Human Rights Watch and the New York Times are trying to implicate the Syrian Arab Army in a chemical incident that happened on August 21 in Ghouta near Damascus.
Using the report of an United Nations commission which investigated various sites around Damascus they try to reconstruct from where the rockets suspected to have been used in the attack may have been fired from.
The UN commission identified two finds of largely intact rockets that landed in a way that lets one estimate from which directions these rockets have been fired.
Lining out from the impact sites towards the direction from where the rockets came the crossing of the two lines point, say HRW and the NYT, to the possible launch point of both rockets.

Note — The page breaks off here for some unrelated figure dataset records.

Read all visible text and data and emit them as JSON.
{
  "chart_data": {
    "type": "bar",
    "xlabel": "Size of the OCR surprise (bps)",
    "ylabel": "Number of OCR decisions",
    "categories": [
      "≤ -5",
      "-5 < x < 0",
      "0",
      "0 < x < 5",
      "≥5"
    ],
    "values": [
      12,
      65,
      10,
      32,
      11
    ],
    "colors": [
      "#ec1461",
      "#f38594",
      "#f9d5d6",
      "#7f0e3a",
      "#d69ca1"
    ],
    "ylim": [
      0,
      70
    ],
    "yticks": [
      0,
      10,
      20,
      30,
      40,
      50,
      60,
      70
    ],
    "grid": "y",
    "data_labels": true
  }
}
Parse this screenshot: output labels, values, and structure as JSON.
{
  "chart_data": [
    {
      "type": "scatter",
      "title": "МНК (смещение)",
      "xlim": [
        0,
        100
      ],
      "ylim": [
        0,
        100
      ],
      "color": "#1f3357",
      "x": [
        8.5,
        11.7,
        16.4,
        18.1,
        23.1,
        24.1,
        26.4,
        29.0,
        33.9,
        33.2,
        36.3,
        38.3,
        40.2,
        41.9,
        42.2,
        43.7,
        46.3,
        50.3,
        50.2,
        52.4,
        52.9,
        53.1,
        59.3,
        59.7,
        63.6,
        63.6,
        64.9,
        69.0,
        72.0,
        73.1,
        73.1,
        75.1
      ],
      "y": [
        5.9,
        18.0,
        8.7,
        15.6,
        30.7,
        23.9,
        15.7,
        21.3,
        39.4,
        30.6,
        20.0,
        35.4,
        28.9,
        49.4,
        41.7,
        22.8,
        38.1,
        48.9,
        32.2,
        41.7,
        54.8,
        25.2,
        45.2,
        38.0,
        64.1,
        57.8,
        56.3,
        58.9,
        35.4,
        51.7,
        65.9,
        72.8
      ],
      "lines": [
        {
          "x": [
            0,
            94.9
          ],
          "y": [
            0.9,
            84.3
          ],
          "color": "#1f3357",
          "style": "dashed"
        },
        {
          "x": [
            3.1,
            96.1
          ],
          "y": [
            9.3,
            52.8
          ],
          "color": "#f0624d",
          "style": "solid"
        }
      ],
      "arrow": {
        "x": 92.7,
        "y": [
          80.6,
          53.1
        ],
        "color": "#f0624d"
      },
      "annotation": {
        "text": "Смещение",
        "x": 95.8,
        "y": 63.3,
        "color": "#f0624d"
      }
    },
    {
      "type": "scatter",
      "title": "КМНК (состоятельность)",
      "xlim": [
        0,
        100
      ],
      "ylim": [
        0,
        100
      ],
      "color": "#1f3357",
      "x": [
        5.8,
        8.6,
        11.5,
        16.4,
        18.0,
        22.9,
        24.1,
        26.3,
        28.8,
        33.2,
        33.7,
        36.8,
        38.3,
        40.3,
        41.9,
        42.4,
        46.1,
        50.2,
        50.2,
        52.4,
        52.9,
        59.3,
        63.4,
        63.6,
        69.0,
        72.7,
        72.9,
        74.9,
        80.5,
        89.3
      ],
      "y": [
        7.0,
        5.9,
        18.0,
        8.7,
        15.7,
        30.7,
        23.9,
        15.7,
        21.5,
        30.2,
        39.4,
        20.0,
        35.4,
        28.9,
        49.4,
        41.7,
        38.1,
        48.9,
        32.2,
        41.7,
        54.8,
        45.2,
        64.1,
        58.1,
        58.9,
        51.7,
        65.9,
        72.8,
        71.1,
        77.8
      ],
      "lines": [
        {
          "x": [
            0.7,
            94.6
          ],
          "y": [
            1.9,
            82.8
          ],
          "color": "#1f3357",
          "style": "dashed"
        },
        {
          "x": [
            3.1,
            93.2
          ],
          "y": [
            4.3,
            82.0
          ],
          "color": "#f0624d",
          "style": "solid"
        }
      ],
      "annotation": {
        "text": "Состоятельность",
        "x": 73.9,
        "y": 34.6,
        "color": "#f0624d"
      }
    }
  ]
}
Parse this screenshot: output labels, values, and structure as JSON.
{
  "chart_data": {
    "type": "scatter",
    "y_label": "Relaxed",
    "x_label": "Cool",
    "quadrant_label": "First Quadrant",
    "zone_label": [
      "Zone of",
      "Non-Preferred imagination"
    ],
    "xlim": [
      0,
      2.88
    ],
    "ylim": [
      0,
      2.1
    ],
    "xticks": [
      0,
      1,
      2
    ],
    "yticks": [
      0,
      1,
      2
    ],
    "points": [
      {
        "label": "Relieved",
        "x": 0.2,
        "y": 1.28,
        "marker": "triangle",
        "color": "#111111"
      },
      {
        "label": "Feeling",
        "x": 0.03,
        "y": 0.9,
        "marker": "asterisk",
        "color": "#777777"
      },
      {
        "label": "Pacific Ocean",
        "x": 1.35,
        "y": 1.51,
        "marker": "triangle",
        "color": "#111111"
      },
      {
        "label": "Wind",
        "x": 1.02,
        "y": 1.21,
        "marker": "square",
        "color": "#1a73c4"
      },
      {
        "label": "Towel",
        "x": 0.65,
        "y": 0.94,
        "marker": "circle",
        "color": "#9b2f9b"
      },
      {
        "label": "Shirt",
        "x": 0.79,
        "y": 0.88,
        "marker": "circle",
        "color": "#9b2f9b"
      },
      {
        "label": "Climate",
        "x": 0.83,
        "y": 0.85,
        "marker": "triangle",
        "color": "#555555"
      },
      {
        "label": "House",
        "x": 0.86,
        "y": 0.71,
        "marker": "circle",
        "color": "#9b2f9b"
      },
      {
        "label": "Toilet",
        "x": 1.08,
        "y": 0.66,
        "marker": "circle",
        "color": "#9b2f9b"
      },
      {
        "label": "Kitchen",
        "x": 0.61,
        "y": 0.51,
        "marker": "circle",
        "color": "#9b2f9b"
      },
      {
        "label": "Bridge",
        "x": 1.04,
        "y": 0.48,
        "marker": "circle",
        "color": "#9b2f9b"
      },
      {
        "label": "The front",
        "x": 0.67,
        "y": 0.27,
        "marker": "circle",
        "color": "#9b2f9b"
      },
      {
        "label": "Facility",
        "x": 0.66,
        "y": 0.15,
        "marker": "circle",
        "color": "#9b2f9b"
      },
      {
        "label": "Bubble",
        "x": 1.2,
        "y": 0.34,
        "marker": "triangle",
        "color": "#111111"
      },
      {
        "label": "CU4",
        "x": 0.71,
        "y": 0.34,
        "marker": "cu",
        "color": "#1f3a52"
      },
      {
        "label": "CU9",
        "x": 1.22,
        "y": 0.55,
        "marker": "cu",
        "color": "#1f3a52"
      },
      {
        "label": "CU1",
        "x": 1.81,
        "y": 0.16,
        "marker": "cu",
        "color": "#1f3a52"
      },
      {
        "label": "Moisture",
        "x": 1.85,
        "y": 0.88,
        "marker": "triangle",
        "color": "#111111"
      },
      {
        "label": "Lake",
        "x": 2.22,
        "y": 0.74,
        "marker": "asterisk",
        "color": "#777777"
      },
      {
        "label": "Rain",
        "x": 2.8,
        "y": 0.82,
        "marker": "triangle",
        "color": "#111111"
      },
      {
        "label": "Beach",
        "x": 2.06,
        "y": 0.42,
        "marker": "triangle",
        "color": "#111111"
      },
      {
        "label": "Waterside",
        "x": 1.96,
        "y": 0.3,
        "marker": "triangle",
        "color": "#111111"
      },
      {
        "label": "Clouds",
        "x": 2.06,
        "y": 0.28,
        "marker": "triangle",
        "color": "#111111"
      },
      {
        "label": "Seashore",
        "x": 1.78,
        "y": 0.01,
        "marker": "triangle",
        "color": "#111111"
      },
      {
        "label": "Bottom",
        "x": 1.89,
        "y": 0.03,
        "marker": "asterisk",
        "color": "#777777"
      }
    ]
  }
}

That point, a Syrian army artillery site, is then seen as implicated in the chemical attack.
When taken together, the azimuths drawn from different neighborhoods lead back to and intersect at Mount Qasioun — so far an impregnable seat of Mr. Assad’s power — according to independent and separate calculations by both The New York Times and Human Rights Watch.“Connecting the dots provided by these numbers allows us to see for ourselves where the rockets were likely launched from and who was responsible,” Josh Lyons, a satellite imagery analyst for Human Rights Watch, noted in a statement on Tuesday.
“This isn’t conclusive,” Mr. Lyons added. “But it is highly suggestive.”
But that analysis is faulty. At least one of the two rockets the UN commission assessed contained no chemical agent at all.
In the whole area where that one rocket was found none of the environmental probe showed any sign of a chemical weapon impact.
It is therefore not legit to use that impact as a direction finding point for the launch point of the chemical weapon incident. Before and after the chemical incident the sites the UN visited had been reported to be under conventional artillery attack.
There is no conclusive evidence that binds the rocket debris found to the chemical incident.
Specifically the first site the UN commission visited was near Moadamiyah, south of Damascus. The investigators took blood and urine samples from some people they met on their visit there.
Those samples proved positive for exposure to Sarin. But all environment samples taken in Moadamiyah proved negative (Appendix 6 and 7 of the UN report. Sample 1 to 12 taken on August 26.)
If those person found in Moadamiyah would have been exposed in Moadamiyah the environment there would also have been exposed.
But the UN team found that this was not the case. The persons must have been moved to Moadamiyah after having been exposed elsewhere. The 140 mm rocket the UN team assessed in Moadamiyah can thereby not be implicated in the chemical attack.
The second point where the UN team found ammunition and assessed the direction where it came from was in Ain Tarma east/south-east of Damascus.
The ammunition debris found there was from a 330 mm rocket. Environmental probes taken in Ain Tarma and from parts of the found rocket debris showed exposure to Sarin.
The UN commission report does not explicitly state that the ammunition found carried the chemical agent. It notes that the area was well traveled and that people were seen moving ammunition debris around.
The UN commission report does not say how the chemical agent found in some of the investigated areas was distributed. It does not say that it came from rockets.
It identified two impact sites of rockets and directions that allows to assume the direction, not the distance, from where those rockets were fired from.
But one of those sites and rockets was never exposed to the chemical agent in question while the other site, and the ammunition debris found there, was.
To conclude from these finds that ammunition carrying chemical agents were fired from a specific point or army unit or was fired by rockets at all is not legit but propaganda.
In 2008 Human Rights Watch falsely accused Russia of having used cluster ammunition in the Georgia war even while the ammunition found was easily identifiable as “western” sourced ammunition.
C.J Chivers, who wrote the above for the New York Times, has been implicated in propaganda reporting on Syria claiming “poorly armed rebels” while he knew and had seen that those “rebels” had received many modern arms and ammunition from their “western” and Gulf sponsors.